Photo portrait de Jean Vincent
Gracieuseté

Jean Vincent, président et chef de la direction de la ­Société de crédit commercial autochtone (SOCCA), aide depuis 30 ans les représentants des ­Premières ­Nations à accéder à l’autonomie financière. Ce comptable de formation, membre de la ­Nation ­huronne-wendat, a consacré sa carrière à concevoir des solutions financières inédites pour répondre aux besoins des membres de sa communauté. Il se décrit comme « un développeur qui aime trouver des solutions qui n’existent pas pour des problèmes qui semblent impossibles à résoudre ».

« ­Pour les Premières Nations, la difficulté d’accéder au financement a été la principale raison qui a motivé et orienté l’essentiel de ma carrière depuis le milieu des années 1980 jusqu’à aujourd’hui », ­dit-il. L’accès au financement limite l’autonomie financière des ­Autochtones. Obtenir un prêt pour se lancer en affaires ou acheter une maison, par exemple, relève du parcours à obstacles pour les membres des Premières ­Nations.

Les ­Autochtones ont des difficultés à accéder au capital, et ce, pour trois raisons, explique ­Jean ­Vincent. La première est l’article 89 de la ­Loi sur les ­Indiens, qui prévoit que les ­Autochtones qui sont situés dans une réserve sont insaisissables. « ­Il est difficile de financer une entreprise, même une maison, lorsqu’on n’est pas capable de donner le bien en garantie », ­explique-t-il. De plus, beaucoup de communautés des ­Premières ­Nations sont éloignées des grands centres financiers. « ­Enfin, le marché des Premières ­Nations est moins bien connu des grandes institutions financières, qui éprouvent une certaine méfiance envers lui », note ­Jean ­Vincent.

Lorsqu’il est nommé directeur du développement économique à ­Wendake, le conseil de bande lui demande de travailler sur une solution pour les entrepreneurs de la communauté qui ont de la difficulté à obtenir du financement. ­Ceux-ci avaient besoin de capital pour démarrer leurs entreprises ou pour prendre de l’expansion. Wendake compte quelque 2 200 habitants, dont 1 500 Hurons-Wendats qui y vivent. Près d’une centaine d’entreprises y sont en activité, dans des secteurs très variés, du commerce de détail à l’exportation, en passant par la fabrication et le tourisme, précise Jean Vincent.

Page blanche

Lorsqu’il prend ses fonctions, tout est à créer. Il s’entoure de professionnels de la finance et de juristes pour mettre en place la ­SOCCA, qui voit le jour en 1992. L’organisation à but non lucratif (OBNL) démarre avec un capital de cinq millions de dollars alloués par le gouvernement fédéral pour assurer des prêts aux entrepreneurs de la communauté.

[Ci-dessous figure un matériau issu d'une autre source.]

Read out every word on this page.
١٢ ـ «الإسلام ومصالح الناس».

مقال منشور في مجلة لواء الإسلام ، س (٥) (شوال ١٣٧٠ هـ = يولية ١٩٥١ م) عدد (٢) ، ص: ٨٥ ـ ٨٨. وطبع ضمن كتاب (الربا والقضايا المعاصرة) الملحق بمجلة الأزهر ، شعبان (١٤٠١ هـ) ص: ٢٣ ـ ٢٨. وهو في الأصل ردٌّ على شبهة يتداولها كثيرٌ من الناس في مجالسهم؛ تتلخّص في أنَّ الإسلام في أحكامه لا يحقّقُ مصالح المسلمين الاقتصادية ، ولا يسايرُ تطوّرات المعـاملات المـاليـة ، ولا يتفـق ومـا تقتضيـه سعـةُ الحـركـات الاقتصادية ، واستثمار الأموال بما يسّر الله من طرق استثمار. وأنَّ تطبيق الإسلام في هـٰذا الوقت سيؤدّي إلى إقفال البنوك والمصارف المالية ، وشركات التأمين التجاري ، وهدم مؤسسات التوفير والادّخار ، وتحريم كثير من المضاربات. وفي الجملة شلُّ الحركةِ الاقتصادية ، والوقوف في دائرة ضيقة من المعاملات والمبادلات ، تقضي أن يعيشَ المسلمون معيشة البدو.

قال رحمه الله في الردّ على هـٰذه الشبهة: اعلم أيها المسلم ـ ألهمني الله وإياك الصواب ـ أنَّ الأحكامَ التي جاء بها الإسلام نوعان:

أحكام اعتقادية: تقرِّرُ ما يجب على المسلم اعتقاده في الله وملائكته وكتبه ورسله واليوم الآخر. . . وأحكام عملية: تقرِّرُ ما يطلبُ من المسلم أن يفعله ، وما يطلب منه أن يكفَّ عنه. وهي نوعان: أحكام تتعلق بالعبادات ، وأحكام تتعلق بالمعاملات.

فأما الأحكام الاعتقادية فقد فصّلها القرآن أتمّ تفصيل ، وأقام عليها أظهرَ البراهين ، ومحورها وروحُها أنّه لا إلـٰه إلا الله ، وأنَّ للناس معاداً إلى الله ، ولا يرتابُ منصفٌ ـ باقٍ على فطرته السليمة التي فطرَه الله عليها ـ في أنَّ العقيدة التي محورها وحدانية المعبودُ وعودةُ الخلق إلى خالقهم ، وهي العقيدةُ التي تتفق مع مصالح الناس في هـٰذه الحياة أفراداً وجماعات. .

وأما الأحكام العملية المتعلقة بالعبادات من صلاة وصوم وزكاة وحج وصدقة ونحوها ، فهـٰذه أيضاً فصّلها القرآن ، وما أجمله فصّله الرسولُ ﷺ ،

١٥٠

Obtenir le financement nécessaire pour fonder la société n’a pas été de tout repos. Cinq années de négociations se sont écoulées entre la préparation du plan d’affaires et l’octroi de la première tranche de financement. Jean Vincent était âgé de 35 ans à l’époque et montait au front avec ses seuls diplômes et titres comptables en poche, à défaut d’une longue feuille de route professionnelle. « Nous avons dû démontrer que nous avions les compétences dans l’équipe et soumettre un plan d’affaires très détaillé ainsi que des politiques et procédures de crédit, des modèles de contrats de prêts et de garantie de prêts. Il a fallu aussi faire la démonstration que nous étions soutenus sur le plan politique, donc vendre notre projet non seulement au gouvernement du ­Canada, mais aussi aux ­Premières ­Nations », signale le dirigeant.

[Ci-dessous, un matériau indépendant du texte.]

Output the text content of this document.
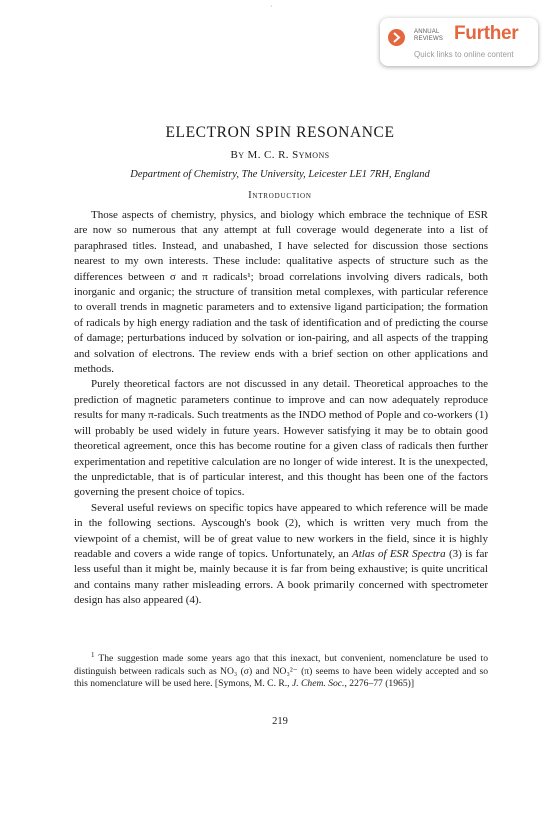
·
ANNUAL
REVIEWS Further
Quick links to online content
ELECTRON SPIN RESONANCE
By M. C. R. Symons
Department of Chemistry, The University, Leicester LE1 7RH, England
Introduction

Those aspects of chemistry, physics, and biology which embrace the technique of ESR are now so numerous that any attempt at full coverage would degenerate into a list of paraphrased titles. Instead, and unabashed, I have selected for discussion those sections nearest to my own interests. These include: qualitative aspects of structure such as the differences between σ and π radicals¹; broad correlations involving divers radicals, both inorganic and organic; the structure of transition metal complexes, with particular reference to overall trends in magnetic parameters and to extensive ligand participation; the formation of radicals by high energy radiation and the task of identification and of predicting the course of damage; perturbations induced by solvation or ion-pairing, and all aspects of the trapping and solvation of electrons. The review ends with a brief section on other applications and methods.

Purely theoretical factors are not discussed in any detail. Theoretical approaches to the prediction of magnetic parameters continue to improve and can now adequately reproduce results for many π-radicals. Such treatments as the INDO method of Pople and co-workers (1) will probably be used widely in future years. However satisfying it may be to obtain good theoretical agreement, once this has become routine for a given class of radicals then further experimentation and repetitive calculation are no longer of wide interest. It is the unexpected, the unpredictable, that is of particular interest, and this thought has been one of the factors governing the present choice of topics.

Several useful reviews on specific topics have appeared to which reference will be made in the following sections. Ayscough's book (2), which is written very much from the viewpoint of a chemist, will be of great value to new workers in the field, since it is highly readable and covers a wide range of topics. Unfortunately, an Atlas of ESR Spectra (3) is far less useful than it might be, mainly because it is far from being exhaustive; is quite uncritical and contains many rather misleading errors. A book primarily concerned with spectrometer design has also appeared (4).

$^1$ The suggestion made some years ago that this inexact, but convenient, nomenclature be used to distinguish between radicals such as NO₃ (σ) and NO₃²⁻ (π) seems to have been widely accepted and so this nomenclature will be used here. [Symons, M. C. R., J. Chem. Soc., 2276–77 (1965)]

219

Au fil des ans, la recherche de financement est toujours restée un défi pour la ­SOCCA, ­dit-il. Toutefois, la société a pu s’appuyer ensuite sur ses résultats pour prouver sa solidité. L’actif sous gestion de la société a atteint 30 M$ en 2023, pour un chiffre d’affaires annuel de 3 M$. Le taux de pertes sur les prêts est inférieur à 0,25 %, ce qui est très bas, se félicite ­Jean ­Vincent. Depuis sa création, l’OBNL a investi près de 100 M$ dans plus de 800 projets.

En 2001, ­Jean ­Vincent participe à la mise sur pied d’Investissement ­Premières ­Nations du ­Québec, une société de capital de risque créée en 2001 en partenariat avec le ­Régime des bénéfices autochtones, la Corporation de développement économique montagnaise, le ­Fonds de solidarité ­FTQ et ­Desjardins. « Cela a été un autre défi, car il a fallu convaincre les différents investisseurs autochtones et non autochtones non seulement qu’il y avait un intérêt à investir, mais aussi qu’ils ne perdraient pas leur capital. »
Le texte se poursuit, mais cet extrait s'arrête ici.